Le respect des droits de l’Homme, c’est aussi le respect de la volonté populaire par des élections libres et du principe de l’alternance au pouvoir. Ce qui n’est pas encore le cas dans notre pays.

Comment expliquez-vous qu’aujourd’hui on en est encore à interdire des réunions et des conférences d’acteurs du Hirak ?

Je crois que c’est la nature même du système autoritaire d’être dans le déni de la réalité politique. Le système autoritaire, par essence, refuse les contre-pouvoirs, voire le débat contradictoire et donc toute voie démocratique pouvant aboutir à une alternance au pouvoir.

Ne pas identifier les causes de la crise, c’est reproduire les mêmes effets.

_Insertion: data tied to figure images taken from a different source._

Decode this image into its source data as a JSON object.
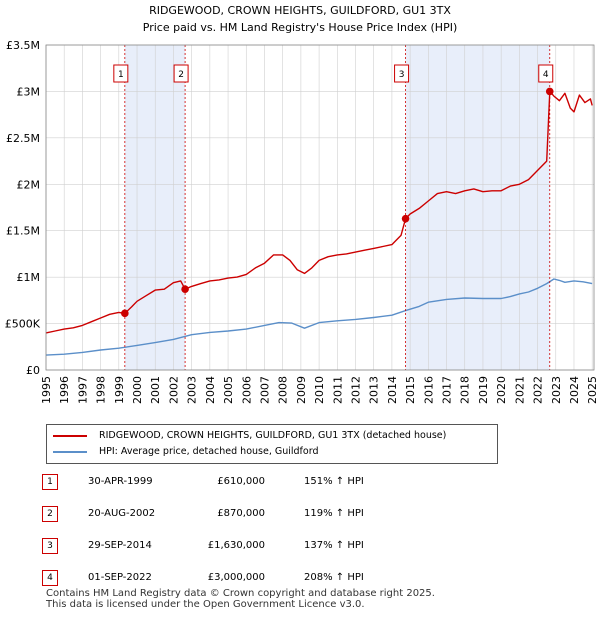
{
  "chart_data": {
    "type": "line",
    "title": "RIDGEWOOD, CROWN HEIGHTS, GUILDFORD, GU1 3TX",
    "subtitle": "Price paid vs. HM Land Registry's House Price Index (HPI)",
    "xlabel": "",
    "ylabel": "",
    "xlim": [
      1995,
      2025.1
    ],
    "ylim": [
      0,
      3500000
    ],
    "y_ticks": [
      {
        "value": 0,
        "label": "£0"
      },
      {
        "value": 500000,
        "label": "£500K"
      },
      {
        "value": 1000000,
        "label": "£1M"
      },
      {
        "value": 1500000,
        "label": "£1.5M"
      },
      {
        "value": 2000000,
        "label": "£2M"
      },
      {
        "value": 2500000,
        "label": "£2.5M"
      },
      {
        "value": 3000000,
        "label": "£3M"
      },
      {
        "value": 3500000,
        "label": "£3.5M"
      }
    ],
    "x_ticks": [
      "1995",
      "1996",
      "1997",
      "1998",
      "1999",
      "2000",
      "2001",
      "2002",
      "2003",
      "2004",
      "2005",
      "2006",
      "2007",
      "2008",
      "2009",
      "2010",
      "2011",
      "2012",
      "2013",
      "2014",
      "2015",
      "2016",
      "2017",
      "2018",
      "2019",
      "2020",
      "2021",
      "2022",
      "2023",
      "2024",
      "2025"
    ],
    "grid": true,
    "legend_position": "bottom",
    "shaded_periods": [
      [
        1999.33,
        2002.64
      ],
      [
        2014.75,
        2022.67
      ]
    ],
    "series": [
      {
        "name": "RIDGEWOOD, CROWN HEIGHTS, GUILDFORD, GU1 3TX (detached house)",
        "color": "#cc0000",
        "x": [
          1995.0,
          1995.5,
          1996.0,
          1996.5,
          1997.0,
          1997.5,
          1998.0,
          1998.5,
          1999.0,
          1999.33,
          1999.7,
          2000.0,
          2000.5,
          2001.0,
          2001.5,
          2002.0,
          2002.4,
          2002.64,
          2003.0,
          2003.5,
          2004.0,
          2004.5,
          2005.0,
          2005.5,
          2006.0,
          2006.5,
          2007.0,
          2007.5,
          2008.0,
          2008.4,
          2008.8,
          2009.2,
          2009.6,
          2010.0,
          2010.5,
          2011.0,
          2011.5,
          2012.0,
          2012.5,
          2013.0,
          2013.5,
          2014.0,
          2014.5,
          2014.75,
          2015.0,
          2015.5,
          2016.0,
          2016.5,
          2017.0,
          2017.5,
          2018.0,
          2018.5,
          2019.0,
          2019.5,
          2020.0,
          2020.5,
          2021.0,
          2021.5,
          2022.0,
          2022.5,
          2022.67,
          2022.9,
          2023.2,
          2023.5,
          2023.8,
          2024.0,
          2024.3,
          2024.6,
          2024.9,
          2025.0
        ],
        "y": [
          400000,
          420000,
          440000,
          455000,
          480000,
          520000,
          560000,
          600000,
          620000,
          610000,
          680000,
          740000,
          800000,
          860000,
          870000,
          940000,
          960000,
          870000,
          900000,
          930000,
          960000,
          970000,
          990000,
          1000000,
          1030000,
          1100000,
          1150000,
          1240000,
          1240000,
          1180000,
          1080000,
          1040000,
          1100000,
          1180000,
          1220000,
          1240000,
          1250000,
          1270000,
          1290000,
          1310000,
          1330000,
          1350000,
          1450000,
          1630000,
          1680000,
          1740000,
          1820000,
          1900000,
          1920000,
          1900000,
          1930000,
          1950000,
          1920000,
          1930000,
          1930000,
          1980000,
          2000000,
          2050000,
          2150000,
          2250000,
          3000000,
          2950000,
          2900000,
          2980000,
          2820000,
          2780000,
          2960000,
          2880000,
          2920000,
          2850000
        ]
      },
      {
        "name": "HPI: Average price, detached house, Guildford",
        "color": "#5b8fc9",
        "x": [
          1995.0,
          1996.0,
          1997.0,
          1998.0,
          1999.0,
          2000.0,
          2001.0,
          2002.0,
          2003.0,
          2004.0,
          2005.0,
          2006.0,
          2007.0,
          2007.8,
          2008.5,
          2009.2,
          2010.0,
          2011.0,
          2012.0,
          2013.0,
          2014.0,
          2014.75,
          2015.5,
          2016.0,
          2017.0,
          2018.0,
          2019.0,
          2020.0,
          2020.5,
          2021.0,
          2021.5,
          2022.0,
          2022.5,
          2022.9,
          2023.2,
          2023.5,
          2024.0,
          2024.5,
          2025.0
        ],
        "y": [
          160000,
          170000,
          190000,
          215000,
          235000,
          265000,
          295000,
          330000,
          380000,
          405000,
          420000,
          440000,
          480000,
          510000,
          505000,
          450000,
          510000,
          530000,
          545000,
          565000,
          590000,
          640000,
          685000,
          730000,
          760000,
          775000,
          770000,
          770000,
          790000,
          820000,
          840000,
          880000,
          930000,
          980000,
          965000,
          945000,
          960000,
          950000,
          930000
        ]
      }
    ],
    "sales": [
      {
        "num": "1",
        "x": 1999.33,
        "y": 610000
      },
      {
        "num": "2",
        "x": 2002.64,
        "y": 870000
      },
      {
        "num": "3",
        "x": 2014.75,
        "y": 1630000
      },
      {
        "num": "4",
        "x": 2022.67,
        "y": 3000000
      }
    ]
  },
  "legend": {
    "property": "RIDGEWOOD, CROWN HEIGHTS, GUILDFORD, GU1 3TX (detached house)",
    "hpi": "HPI: Average price, detached house, Guildford"
  },
  "sales_table": [
    {
      "num": "1",
      "date": "30-APR-1999",
      "price": "£610,000",
      "hpi": "151% ↑ HPI"
    },
    {
      "num": "2",
      "date": "20-AUG-2002",
      "price": "£870,000",
      "hpi": "119% ↑ HPI"
    },
    {
      "num": "3",
      "date": "29-SEP-2014",
      "price": "£1,630,000",
      "hpi": "137% ↑ HPI"
    },
    {
      "num": "4",
      "date": "01-SEP-2022",
      "price": "£3,000,000",
      "hpi": "208% ↑ HPI"
    }
  ],
  "footer": {
    "line1": "Contains HM Land Registry data © Crown copyright and database right 2025.",
    "line2": "This data is licensed under the Open Government Licence v3.0."
  },
  "colors": {
    "property_line": "#cc0000",
    "hpi_line": "#5b8fc9",
    "shade": "#e8eefa",
    "grid": "#d0d0d0"
  }
}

Sinon comment expliquer qu’on nous parle de “L’Algérie nouvelle” et en même temps, on verrouille ou on tente de verrouiller tous les canaux d’expression plurielle et pacifique.

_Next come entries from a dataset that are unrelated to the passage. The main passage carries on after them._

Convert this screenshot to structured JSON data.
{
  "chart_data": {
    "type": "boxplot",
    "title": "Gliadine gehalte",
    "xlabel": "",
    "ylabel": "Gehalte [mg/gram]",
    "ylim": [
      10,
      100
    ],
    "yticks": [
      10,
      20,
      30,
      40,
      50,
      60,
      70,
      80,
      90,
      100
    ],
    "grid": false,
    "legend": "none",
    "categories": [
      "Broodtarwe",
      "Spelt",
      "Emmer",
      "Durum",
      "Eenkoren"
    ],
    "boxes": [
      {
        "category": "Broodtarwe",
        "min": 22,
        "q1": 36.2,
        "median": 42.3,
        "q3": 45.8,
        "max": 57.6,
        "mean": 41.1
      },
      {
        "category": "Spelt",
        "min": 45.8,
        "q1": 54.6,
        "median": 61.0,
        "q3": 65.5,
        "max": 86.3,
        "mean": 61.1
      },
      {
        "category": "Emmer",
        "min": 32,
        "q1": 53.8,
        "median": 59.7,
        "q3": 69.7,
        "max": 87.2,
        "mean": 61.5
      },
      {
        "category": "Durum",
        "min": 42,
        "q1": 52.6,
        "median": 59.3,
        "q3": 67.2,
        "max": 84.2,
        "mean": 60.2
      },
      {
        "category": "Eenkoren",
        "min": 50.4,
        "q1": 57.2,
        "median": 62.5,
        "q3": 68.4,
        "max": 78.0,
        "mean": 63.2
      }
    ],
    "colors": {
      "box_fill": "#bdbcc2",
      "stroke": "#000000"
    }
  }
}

La question de détenus d’opinion se pose encore malgré les relaxes dont ont bénéficié certains manifestants et militants. Comment interprétez-vous cette tendance à libérer d’un côté des détenus d’opinion et en maintenir d’autres en détention ?

Vous faites bien de parler de détenus d’opinion car au départ le discours officiel relayé par certains médias niaient le statut de détenus d’opinion à toutes les personnes arrêtées, poursuivies ou condamnées pour avoir seulement exercé leurs droits fondamentaux garantis par la Constitution et le Pacte international relatif aux droits civils et politiques ratifié par notre pays.

À partir de là, aucune personne ne devrait être inquiétée pour avoir manifesté ou exprimé de manière pacifique une opinion.

Tout ce que je peux vous dire, c’est qu’on s’est réjoui de la libération de certains détenus d’opinion et on continuera à le demander pour le reste des détenus sans exception y compris pour beaucoup d’entre eux qui sont des hirakistes anonymes.

Le mouvement populaire a tenu à son caractère pacifique malgré les intimidations et les violences qui se sont exercées sur lui tout au long de cette année de lutte. Comment vous l’expliquez ?

Je crois que le caractère pacifique du mouvement populaire a déjoué tous les plans concoctés ici et là pour réprimer toute velléité de changement. Rappelez-vous les chants de sirènes de tout acabit qui ont surfé sur la peur et le chaos dont les conséquences pourraient mener le pays vers l’inconnu.

Les Algériens ont fait preuve d’une maturité inégalée par le caractère pacifique et l’intelligence des revendications et éminemment la question du respect des droits de l’Homme. Quoi qu’on dise, je crois que plus jamais les Algériens n’accepteront qu’on attente à leur dignité et à leurs libertés.

L’évolution des droits de l’Homme est intimement liée à la démocratisation de notre société. Plus la démocratie avancera, plus les droits de l’homme seront respectés. La méconnaissance, l’ignorance, voire le mépris des droits de l’Homme et de la dignité de la personne humaine sont les sources des malheurs des pays.